- Written by: Andrew Solt Greg Vines
- Directed by: Andrew Solt
- Starring: Bea Arthur Rue McClanahan Betty White
- Music by: Richard Friedman Tony Hodson Cory Lerios
- Opening theme: "Thank You for Being a Friend"
- Country of origin: United States
- Original language: English

Production
- Executive producers: Andrew Solt Greg Vines
- Producers: Barry Kaplan Mary Sherwood
- Editors: Ernie Hornberger Leslie Tong
- Running time: 90 minutes
- Production companies: Andrew Solt Productions Lifetime Productions

Original release
- Network: Lifetime
- Release: June 2, 2003

Related
- The Golden Girls

= The Golden Girls: Their Greatest Moments =

The Golden Girls: Their Greatest Moments is a 2003 American television special that reunited the cast of the 1985–1992 sitcom The Golden Girls. It originally aired on Lifetime on June 2, 2003.

==Summary==
Bea Arthur, Rue McClanahan and Betty White reunite to co-host a retrospective of The Golden Girls. Estelle Getty, who had retired from show business, was unable to participate due to failing health.

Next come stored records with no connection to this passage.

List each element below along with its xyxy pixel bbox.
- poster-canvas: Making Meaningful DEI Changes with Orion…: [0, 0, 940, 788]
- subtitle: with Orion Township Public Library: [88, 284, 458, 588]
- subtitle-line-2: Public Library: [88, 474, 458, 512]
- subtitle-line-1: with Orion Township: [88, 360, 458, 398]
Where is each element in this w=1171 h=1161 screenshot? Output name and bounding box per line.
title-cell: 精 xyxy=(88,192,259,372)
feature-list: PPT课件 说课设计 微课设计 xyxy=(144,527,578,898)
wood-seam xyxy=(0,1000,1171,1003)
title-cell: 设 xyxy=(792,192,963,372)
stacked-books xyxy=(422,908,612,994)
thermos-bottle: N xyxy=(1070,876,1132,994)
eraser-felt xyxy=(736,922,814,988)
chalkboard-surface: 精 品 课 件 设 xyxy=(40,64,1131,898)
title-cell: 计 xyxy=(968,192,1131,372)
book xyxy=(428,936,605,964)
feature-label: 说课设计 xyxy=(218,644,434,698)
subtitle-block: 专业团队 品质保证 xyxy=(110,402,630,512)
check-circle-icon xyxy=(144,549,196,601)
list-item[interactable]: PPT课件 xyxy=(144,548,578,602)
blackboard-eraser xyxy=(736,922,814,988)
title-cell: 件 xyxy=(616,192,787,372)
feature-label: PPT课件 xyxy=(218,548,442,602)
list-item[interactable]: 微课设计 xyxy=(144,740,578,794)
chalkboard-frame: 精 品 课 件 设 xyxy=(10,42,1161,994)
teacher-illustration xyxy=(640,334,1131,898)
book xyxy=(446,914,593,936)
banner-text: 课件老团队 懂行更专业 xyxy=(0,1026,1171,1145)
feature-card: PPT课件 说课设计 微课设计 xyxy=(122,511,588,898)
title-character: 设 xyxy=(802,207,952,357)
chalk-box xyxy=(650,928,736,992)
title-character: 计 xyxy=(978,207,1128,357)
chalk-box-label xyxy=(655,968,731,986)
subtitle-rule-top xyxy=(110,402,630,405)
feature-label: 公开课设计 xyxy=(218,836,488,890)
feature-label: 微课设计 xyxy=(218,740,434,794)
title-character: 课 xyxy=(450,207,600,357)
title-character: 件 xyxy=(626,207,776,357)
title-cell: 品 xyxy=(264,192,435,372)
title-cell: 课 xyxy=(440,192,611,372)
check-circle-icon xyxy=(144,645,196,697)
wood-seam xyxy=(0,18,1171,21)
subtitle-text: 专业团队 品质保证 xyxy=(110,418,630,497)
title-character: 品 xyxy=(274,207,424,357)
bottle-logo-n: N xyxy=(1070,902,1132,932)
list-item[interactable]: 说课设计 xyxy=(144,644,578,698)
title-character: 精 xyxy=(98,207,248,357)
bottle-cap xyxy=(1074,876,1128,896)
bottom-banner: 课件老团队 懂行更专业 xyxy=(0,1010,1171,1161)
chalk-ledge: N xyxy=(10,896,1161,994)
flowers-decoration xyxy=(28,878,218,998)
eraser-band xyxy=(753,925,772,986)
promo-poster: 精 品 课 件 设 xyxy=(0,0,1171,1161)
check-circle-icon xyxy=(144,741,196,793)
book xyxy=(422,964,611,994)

The special features a montage of clips from the women's favorite episodes and musical moments from the show, never-before-seen bloopers and outtakes, behind-the-scenes footage, as well as interviews with executive producers Paul Junger Witt and Tony Thomas, and creator/writer Susan Harris.

The women also introduce clips focused on their individual characters and comment on their character's specific traits and quirks. During the special, Bea Arthur pays tribute to actor Herb Edelman, who played the recurring role of her character's ex-husband Stanley Zbornak during the series' seven-year run. A new version of the show's theme song "Thank You for Being a Friend" was recorded for this special.

==Cast==
===Principal cast===
- Bea Arthur
- Rue McClanahan
- Betty White

===Guest stars===
- Paul Junger Witt
- Tony Thomas
- Susan Harris

==Reception==
The Golden Girls: Their Greatest Moments became the highest-rated special in Lifetime network's 19-year history, averaging a 3.7 household rating (4.2 million viewers) during its premiere on June 2, 2003; the second was The Designing Women Reunion which scored a 3.1 rating with 3.3 million viewers when it aired the following month.

The six-hour "Golden Girls" event on Lifetime from 6:00 p.m. to 12 midnight, which included the 90-minute reunion special, the pilot episode, the one-hour series finale and additional favorite episodes of The Golden Girls, was seen by an estimated 15 million viewers.

Lifetime subsequently rebroadcast the special on December 15, 2003 and again on November 12, 2005 to commemorate the show's 20th anniversary.